The source of this sentiment—that writers of color should write about race, and that white writers should not—is far too complex to go into here (it’s one I tried to address in my book), but it’s clear that both white and non-white poets might feel that it places uncomfortable restrictions on their work. A poet of color who does not treat racial themes in a conventional way may find his work rejected or ignored because it is “not ethnic enough”—as when Orlando described a judge’s demand that he write more “as a Native person.” And a white poet like Hoagland may feel such expectations as a censorious restriction on creativity and self-revelation. The real source of Hoagland’s rage, I think, is not animosity toward African Americans or anger at Rankine, but a bristling resentment that he feels he is not allowed to write about race: “it seems foolish and costly to think that the topic of race belongs only to brown-skinned Americans and not white-skinned Americans. But many poets and readers think that.”

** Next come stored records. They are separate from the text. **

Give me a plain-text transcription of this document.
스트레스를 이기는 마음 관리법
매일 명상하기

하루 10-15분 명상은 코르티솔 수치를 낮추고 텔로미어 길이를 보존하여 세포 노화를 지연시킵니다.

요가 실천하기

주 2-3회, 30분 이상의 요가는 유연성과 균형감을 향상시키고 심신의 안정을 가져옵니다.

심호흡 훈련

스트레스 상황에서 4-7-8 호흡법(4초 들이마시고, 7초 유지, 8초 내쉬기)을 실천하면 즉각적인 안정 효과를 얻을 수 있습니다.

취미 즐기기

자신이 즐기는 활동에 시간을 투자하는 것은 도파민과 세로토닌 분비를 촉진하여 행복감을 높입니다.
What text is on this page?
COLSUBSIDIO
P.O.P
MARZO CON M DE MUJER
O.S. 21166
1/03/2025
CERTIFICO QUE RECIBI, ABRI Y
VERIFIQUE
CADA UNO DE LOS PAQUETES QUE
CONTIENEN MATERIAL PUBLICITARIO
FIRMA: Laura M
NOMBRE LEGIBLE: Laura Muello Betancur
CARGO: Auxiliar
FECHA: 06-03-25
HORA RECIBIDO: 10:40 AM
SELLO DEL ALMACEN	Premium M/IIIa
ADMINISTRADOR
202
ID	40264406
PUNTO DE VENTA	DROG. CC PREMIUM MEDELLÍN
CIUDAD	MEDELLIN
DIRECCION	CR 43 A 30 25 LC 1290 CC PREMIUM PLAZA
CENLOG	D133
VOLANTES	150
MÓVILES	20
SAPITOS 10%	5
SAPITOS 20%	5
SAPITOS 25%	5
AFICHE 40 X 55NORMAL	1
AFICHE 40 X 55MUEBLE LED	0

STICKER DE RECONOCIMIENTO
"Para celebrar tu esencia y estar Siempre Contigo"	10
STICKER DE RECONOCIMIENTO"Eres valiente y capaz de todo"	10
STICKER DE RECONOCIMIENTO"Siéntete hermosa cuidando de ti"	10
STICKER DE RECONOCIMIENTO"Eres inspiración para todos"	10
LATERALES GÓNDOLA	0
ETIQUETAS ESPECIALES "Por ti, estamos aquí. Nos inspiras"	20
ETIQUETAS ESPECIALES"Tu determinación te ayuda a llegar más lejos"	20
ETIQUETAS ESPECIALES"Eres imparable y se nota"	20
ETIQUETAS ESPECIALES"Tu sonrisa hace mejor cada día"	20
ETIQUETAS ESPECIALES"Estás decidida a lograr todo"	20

What Hoagland resents is his sense that he does not have the right to write about race in his poetry—that only poets of color are thought to have that right. If we understand this, it’s easy enough to see his poem as an inverted allegory of this situation: just as the “big black girl from Alabama” asserts her right to rule the white-dominated sport of tennis, the white poet uses her to assert his own right to write poetry about race—a realm from which he feels white authors are unjustly excluded.
Of course, I don’t think that any of us are among the “many poets and readers” who think white writers should steer clear of race (I don’t think Rankine is either). Indeed, I think we are all interested in moving beyond the simplistic paradigm that states that writers of color should write about race (i.e. they can write only about certain established topics in conventional ways) while white writers shouldn’t (i.e. that they get a free pass or aren’t implicated in race). As Evie suggests, there are many ways beyond these simple binaries, and I think it’s clear that the poetry/race interface is taking new and unexpected shapes in contemporary writing, beyond poems that are “about” race by poets who “have” race.